In H1, costs dropped. R&D costs were €3.89m (vs €5.62m) as no clinical trials were run in the period. R&D costs are expected to rise in 2018, Edison estimates by €3m, as the transplant CAR Treg trial starts. Administration and other costs fell in 2016 to €1.84m (vs €2.51m) as the Besançon internal production facility for Ovasave closed. TxCell retains manufacturing pilot facilities.

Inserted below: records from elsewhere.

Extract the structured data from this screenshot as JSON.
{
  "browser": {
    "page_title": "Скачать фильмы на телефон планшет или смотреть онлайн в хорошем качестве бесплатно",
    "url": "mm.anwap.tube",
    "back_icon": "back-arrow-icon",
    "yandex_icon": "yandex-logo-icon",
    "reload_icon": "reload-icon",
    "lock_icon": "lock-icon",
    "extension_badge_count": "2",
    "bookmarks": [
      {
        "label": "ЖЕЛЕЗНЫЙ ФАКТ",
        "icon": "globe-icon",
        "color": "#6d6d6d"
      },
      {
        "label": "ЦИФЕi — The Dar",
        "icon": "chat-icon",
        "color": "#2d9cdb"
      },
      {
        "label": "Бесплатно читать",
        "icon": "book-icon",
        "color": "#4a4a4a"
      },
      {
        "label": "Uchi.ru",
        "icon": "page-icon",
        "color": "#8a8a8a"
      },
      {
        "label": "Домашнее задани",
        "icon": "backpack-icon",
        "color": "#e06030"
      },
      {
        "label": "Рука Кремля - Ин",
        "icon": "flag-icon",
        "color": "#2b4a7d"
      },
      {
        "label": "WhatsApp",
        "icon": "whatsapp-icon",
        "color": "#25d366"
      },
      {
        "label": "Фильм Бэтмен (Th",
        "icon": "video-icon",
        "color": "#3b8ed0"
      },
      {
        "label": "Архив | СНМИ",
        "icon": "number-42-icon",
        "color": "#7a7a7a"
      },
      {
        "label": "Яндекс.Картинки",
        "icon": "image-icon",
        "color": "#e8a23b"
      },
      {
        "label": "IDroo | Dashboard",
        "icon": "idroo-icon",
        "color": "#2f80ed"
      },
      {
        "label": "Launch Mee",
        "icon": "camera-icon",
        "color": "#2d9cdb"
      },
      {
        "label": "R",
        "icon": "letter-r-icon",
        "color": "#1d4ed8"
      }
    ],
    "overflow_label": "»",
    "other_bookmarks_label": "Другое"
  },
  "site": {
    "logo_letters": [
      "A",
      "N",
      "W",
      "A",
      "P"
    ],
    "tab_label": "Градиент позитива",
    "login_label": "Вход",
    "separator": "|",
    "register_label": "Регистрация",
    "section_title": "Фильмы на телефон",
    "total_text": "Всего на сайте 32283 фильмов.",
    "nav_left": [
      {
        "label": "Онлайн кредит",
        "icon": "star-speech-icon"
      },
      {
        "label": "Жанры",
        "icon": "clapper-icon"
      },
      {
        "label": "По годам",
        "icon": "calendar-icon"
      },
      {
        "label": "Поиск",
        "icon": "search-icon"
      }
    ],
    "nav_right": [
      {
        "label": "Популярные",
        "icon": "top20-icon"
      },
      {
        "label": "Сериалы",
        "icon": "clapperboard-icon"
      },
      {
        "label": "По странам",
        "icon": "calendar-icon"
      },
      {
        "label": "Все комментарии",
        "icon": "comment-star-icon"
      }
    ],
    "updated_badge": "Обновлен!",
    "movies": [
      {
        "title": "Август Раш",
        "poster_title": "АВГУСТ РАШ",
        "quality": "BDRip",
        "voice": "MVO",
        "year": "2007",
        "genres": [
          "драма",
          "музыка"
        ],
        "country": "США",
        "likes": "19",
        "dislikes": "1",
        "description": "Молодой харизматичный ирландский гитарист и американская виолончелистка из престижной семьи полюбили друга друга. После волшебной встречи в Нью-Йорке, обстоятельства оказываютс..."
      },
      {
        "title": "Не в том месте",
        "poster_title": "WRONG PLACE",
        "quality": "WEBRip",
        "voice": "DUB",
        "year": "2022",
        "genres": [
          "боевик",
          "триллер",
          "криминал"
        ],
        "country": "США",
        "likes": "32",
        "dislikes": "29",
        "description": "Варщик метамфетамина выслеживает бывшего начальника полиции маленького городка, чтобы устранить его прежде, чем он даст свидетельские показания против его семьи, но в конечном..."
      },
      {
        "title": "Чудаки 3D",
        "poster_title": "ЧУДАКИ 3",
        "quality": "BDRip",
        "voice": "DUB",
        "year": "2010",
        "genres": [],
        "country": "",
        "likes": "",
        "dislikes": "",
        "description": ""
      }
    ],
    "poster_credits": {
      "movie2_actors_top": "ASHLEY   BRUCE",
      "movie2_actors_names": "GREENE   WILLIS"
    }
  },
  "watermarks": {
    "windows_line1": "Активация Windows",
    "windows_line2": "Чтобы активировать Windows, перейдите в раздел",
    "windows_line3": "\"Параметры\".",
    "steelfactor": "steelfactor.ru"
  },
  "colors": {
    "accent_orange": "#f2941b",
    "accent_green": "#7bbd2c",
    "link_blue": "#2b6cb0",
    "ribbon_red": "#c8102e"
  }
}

The 2017 cash outflow, as guided by management, will be about €13m. Year-end 2017 cash could be about €2m depending on cash inflows and working capital. We have assumed that the rights issue warrants convert to yield €10.8m. This is possible as conversion and sale of shares by Yorkville ceases and if further good preclinical data is announced in Q4 2017. The 2018 cash outflow indicated by Edison’s forecast is c €13m; management guidance is that if the rights issue warrants are fully exercised, the cash is sufficient till the start of the transplant CAR Treg clinical study by late 2018. If the warrants remain out of the money, other financing routes will be needed. TxCell does have further €15m of Yorkville funding available. Financial estimates are in Exhibit 8.